Eyelid Drooping & Ptosis

Ptosis is a condition characterized by a drooping of the eyelid. There are several causes of ptosis or a droopy eyelid. There are a number of causes of ptosis and with careful evaluation and diagnosis ptosis can often be minimized or eliminated with outpatient surgery to repair the eyelid.


Ptosis Treatment

Ptosis Treatment 

About Ptosis or Droopy Eyelid

A common cause of ptosis is the presence of excess upper eyelid skin and prolapsed fat associated with aging that can mechanically weigh down the upper eyelid and cause it to droop. This is considered a functional ptosis, as long as the upper eyelid maintains a normal position and functions normally. When it is the actual eyelid that is drooping, whether or not is associated with excess upper eyelid skin, ptosis becomes the diagnosis.

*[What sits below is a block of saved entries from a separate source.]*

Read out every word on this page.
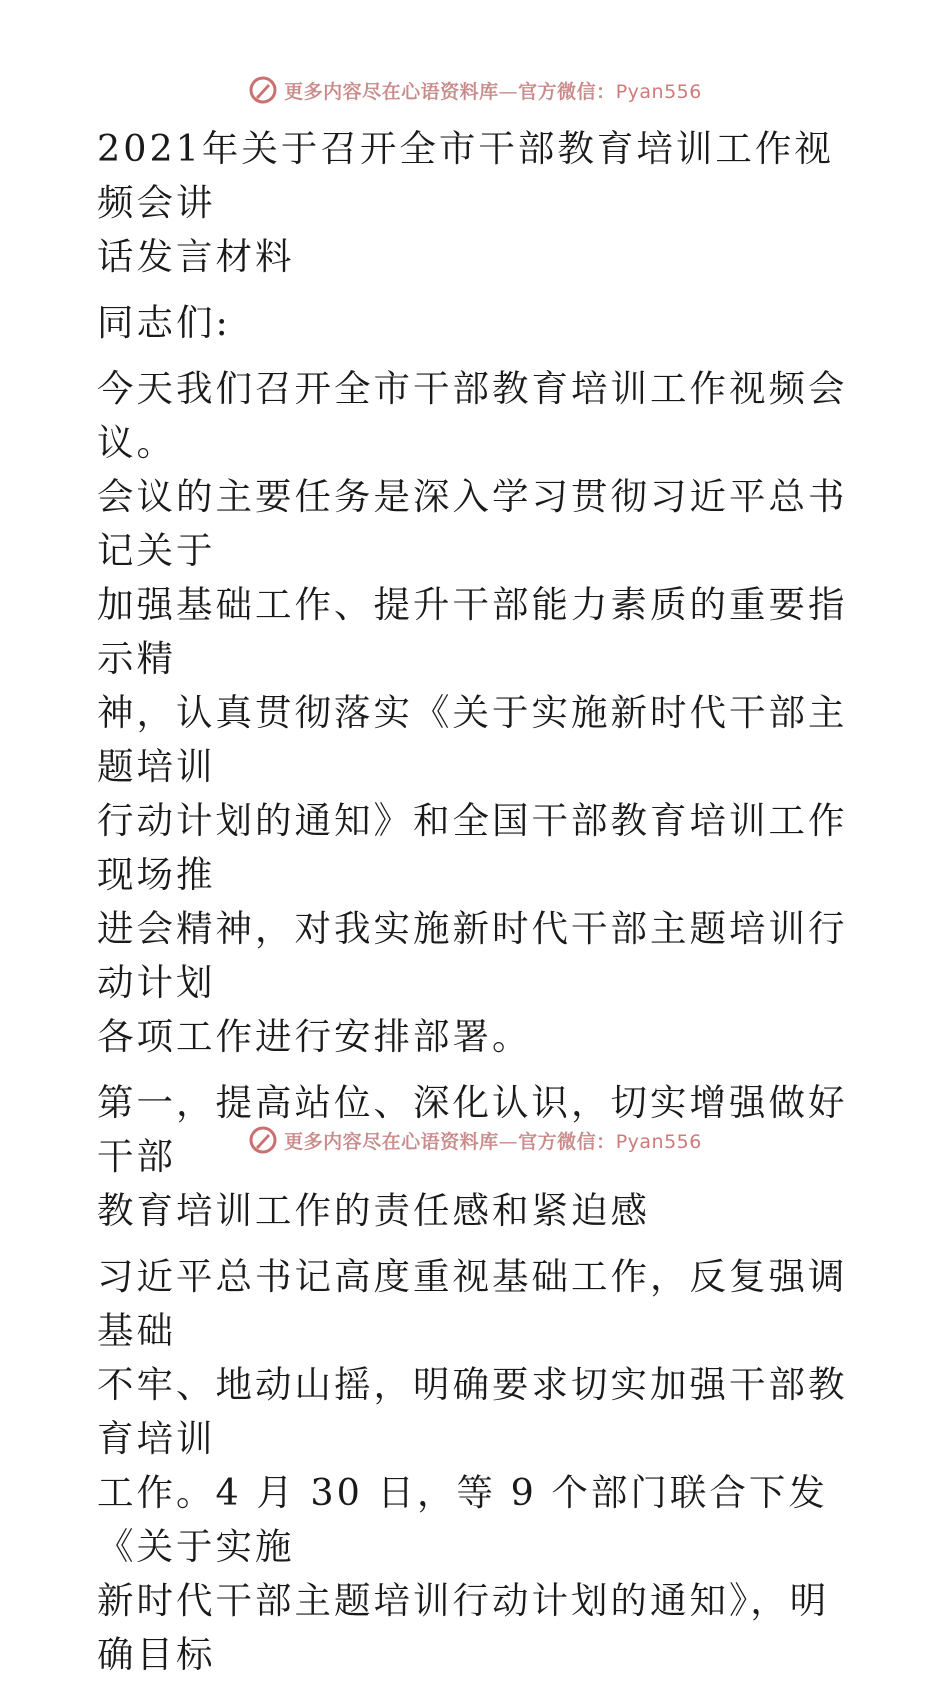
更多内容尽在心语资料库—官方微信：Pyan556

2021年关于召开全市干部教育培训工作视频会讲
话发言材料

同志们:

今天我们召开全市干部教育培训工作视频会议。
会议的主要任务是深入学习贯彻习近平总书记关于
加强基础工作、提升干部能力素质的重要指示精
神，认真贯彻落实《关于实施新时代干部主题培训
行动计划的通知》和全国干部教育培训工作现场推
进会精神，对我实施新时代干部主题培训行动计划
各项工作进行安排部署。

第一，提高站位、深化认识，切实增强做好干部
教育培训工作的责任感和紧迫感

习近平总书记高度重视基础工作，反复强调基础
不牢、地动山摇，明确要求切实加强干部教育培训
工作。4 月 30 日，等 9 个部门联合下发《关于实施
新时代干部主题培训行动计划的通知》，明确目标

更多内容尽在心语资料库—官方微信：Pyan556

A specialized muscle is responsible for elevating the eyelid. Over time, it can stretch or detach from its insertions and can allow the upper eyelid to maintain a lower posture when the eyelid is opened. In this instance, the normal upper eyelid crease may appear to have migrated upward. Patients with this problem may display strong contraction of their eyebrow muscles, giving them furrow lines. While most patients don’t realize that they are doing this, they may experience significant fatigue over the course of a day. Patients with this condition may appear chronically tired or angry. Not only can this affect a patient’s appearance, but it can also significantly impair the upper and peripheral visual field. The patient may not notice this, as the central vision, which is used for reading or driving, is not affected.

Other causes of ptosis are mechanical and may result from trauma or previous surgery or tumors of the eyelid depending on their location. A condition call Myasthenia Gravis may present as droopy upper eyelids. Strokes or other neurologic damage to nerves of the face and eyes may also present with or have an associated droopy eyelid. There are several other rare causes of droopy eyelids. When evaluating your ptosis, we might perform special measurements and tests including taking photographs and performing a visual field test. Visual field testing will assess whether the droopy eyelid is impairing the upper or peripheral visual field. If you are a candidate, surgical correction can be done on an outpatient basis.

About Congenital Ptosis

Another type of droopy eyelid is a congenital ptosis or a droopy lid that is present at birth.
When a child is born with a droopy eyelid, this is considered congenital ptosis. There are several causes of congenital ptosis and is sometimes can associated with other eye problems including misdirected or misaligned eye muscles. In many instances, the eyelid muscle that elevates the eyelid does not develop well. There is a spectrum of severity from very mild to very severe. When significant, the droopy eyelid can block the visual input to the child’s eye and impair the development of that eye and normal vision. The child may maintain an abnormal head posture in an attempt to see underneath the droopy eyelids. Your child’s pediatric ophthalmologist will evaluate the functioning of the eyes and eye muscles, and assess whether the associated ptosis is significant and requires correction. If surgical correction is deemed necessary, your child will have a consultation with our specialist who will then explain the possible approaches to the surgical correction of congenital ptosis, each guided toward severity and cause of the droopy eyelid. The eyelid surgery for correction of congenital ptosis may range from a simple tightening of the upper eyelid muscle if it has good function to even utilizing the brow muscles to elevate the eyelid. There are several ways of accomplishing this goal including the use of specialized materials and grafting techniques and if necessary we will guide you through this process so we can be helpful in achieving the best possible results.